Winfrey also explicitly harkened back to her landmark 2010 episode about male sexual-assault survivors. Two men who had been in the studio then appeared during After Neverland, both affirming Jackson’s accusers partly by sharing how difficult it was for them to come forward with their own stories: the ER actor Anthony Edwards, whose 2017 essay Oprah referenced as a poignant reminder of how hard it is for young boys to disclose experiences of assault, and the former Philadelphia Eagles linebacker Al Chesley, who described having been allegedly assaulted by a police officer as a devastating abuse of power.
As a prominent black woman with a mononymic empire, Oprah was well aware that her support of Jackson’s accusers would attract scrutiny. “I’m gonna get it,” she said with a laugh toward the end of the special, referencing the fury of Jackson’s superfans. “We all gon’ get it, we gon’ get it, we gon’ get it.” It was one of several moments of levity that might seem out of place for those who do not share similar experiences. It’s decidedly in-group gallows humor, an acknowledgment of the incredibly high stakes that come with publicly alleging sexual abuse. Oprah’s lightness, and the men’s own resigned laughter, emerge against a backdrop of threats—made against her, HBO, Reed, and most punishingly, Robson and Safechuck. On-screen, it is at once disarming and comforting.

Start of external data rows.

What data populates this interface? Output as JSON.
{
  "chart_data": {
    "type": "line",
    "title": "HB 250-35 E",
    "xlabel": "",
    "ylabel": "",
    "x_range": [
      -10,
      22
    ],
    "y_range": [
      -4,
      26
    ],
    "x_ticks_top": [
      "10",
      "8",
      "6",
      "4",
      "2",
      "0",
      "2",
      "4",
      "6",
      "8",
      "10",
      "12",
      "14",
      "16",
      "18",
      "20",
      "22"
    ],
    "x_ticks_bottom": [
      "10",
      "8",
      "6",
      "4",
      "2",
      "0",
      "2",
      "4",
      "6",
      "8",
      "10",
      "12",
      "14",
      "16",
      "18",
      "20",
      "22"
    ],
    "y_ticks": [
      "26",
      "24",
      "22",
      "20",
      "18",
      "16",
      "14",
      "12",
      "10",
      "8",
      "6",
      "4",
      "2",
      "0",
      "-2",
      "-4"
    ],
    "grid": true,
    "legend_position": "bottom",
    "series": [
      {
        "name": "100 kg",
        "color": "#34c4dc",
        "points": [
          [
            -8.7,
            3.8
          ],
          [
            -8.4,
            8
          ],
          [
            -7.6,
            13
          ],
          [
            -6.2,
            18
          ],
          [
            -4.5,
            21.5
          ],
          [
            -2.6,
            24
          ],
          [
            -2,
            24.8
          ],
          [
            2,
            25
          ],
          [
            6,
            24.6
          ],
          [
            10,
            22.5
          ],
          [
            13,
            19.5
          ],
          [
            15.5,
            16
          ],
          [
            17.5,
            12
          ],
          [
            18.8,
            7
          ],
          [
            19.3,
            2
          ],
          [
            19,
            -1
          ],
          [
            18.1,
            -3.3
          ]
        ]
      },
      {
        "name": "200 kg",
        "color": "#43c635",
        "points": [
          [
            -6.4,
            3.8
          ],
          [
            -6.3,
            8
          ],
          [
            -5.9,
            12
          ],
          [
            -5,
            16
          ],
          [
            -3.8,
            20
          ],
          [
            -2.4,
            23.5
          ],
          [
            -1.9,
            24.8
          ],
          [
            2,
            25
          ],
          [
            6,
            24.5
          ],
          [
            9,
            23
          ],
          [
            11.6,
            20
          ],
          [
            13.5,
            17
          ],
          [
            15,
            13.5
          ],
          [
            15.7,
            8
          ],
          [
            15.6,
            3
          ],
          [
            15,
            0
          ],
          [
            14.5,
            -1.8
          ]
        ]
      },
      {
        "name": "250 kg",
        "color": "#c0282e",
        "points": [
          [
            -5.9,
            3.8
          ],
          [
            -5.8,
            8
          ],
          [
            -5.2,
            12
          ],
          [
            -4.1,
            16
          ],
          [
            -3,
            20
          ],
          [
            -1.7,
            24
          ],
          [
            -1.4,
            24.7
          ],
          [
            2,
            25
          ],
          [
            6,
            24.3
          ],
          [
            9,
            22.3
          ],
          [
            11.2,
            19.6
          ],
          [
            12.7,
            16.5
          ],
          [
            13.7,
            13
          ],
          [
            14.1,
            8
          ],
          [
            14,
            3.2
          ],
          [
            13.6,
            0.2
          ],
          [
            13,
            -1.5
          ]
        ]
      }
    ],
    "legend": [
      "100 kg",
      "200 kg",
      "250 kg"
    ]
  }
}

After Neverland, then, is a rare kind of narrative platform. By treating her interview subjects’ stories with this kind of rigor and familiar thoughtfulness, Winfrey—like Reed—reframes the lens through which abuse allegations are discussed. Before a long embrace with Robson, Safechuck offered a heartfelt meditation on the importance of the space After Neverland has created: “Doing the movie I tried to set a healthy expectation, which was that I would talk to other survivors and that was my audience,” he said. “This moment is why.”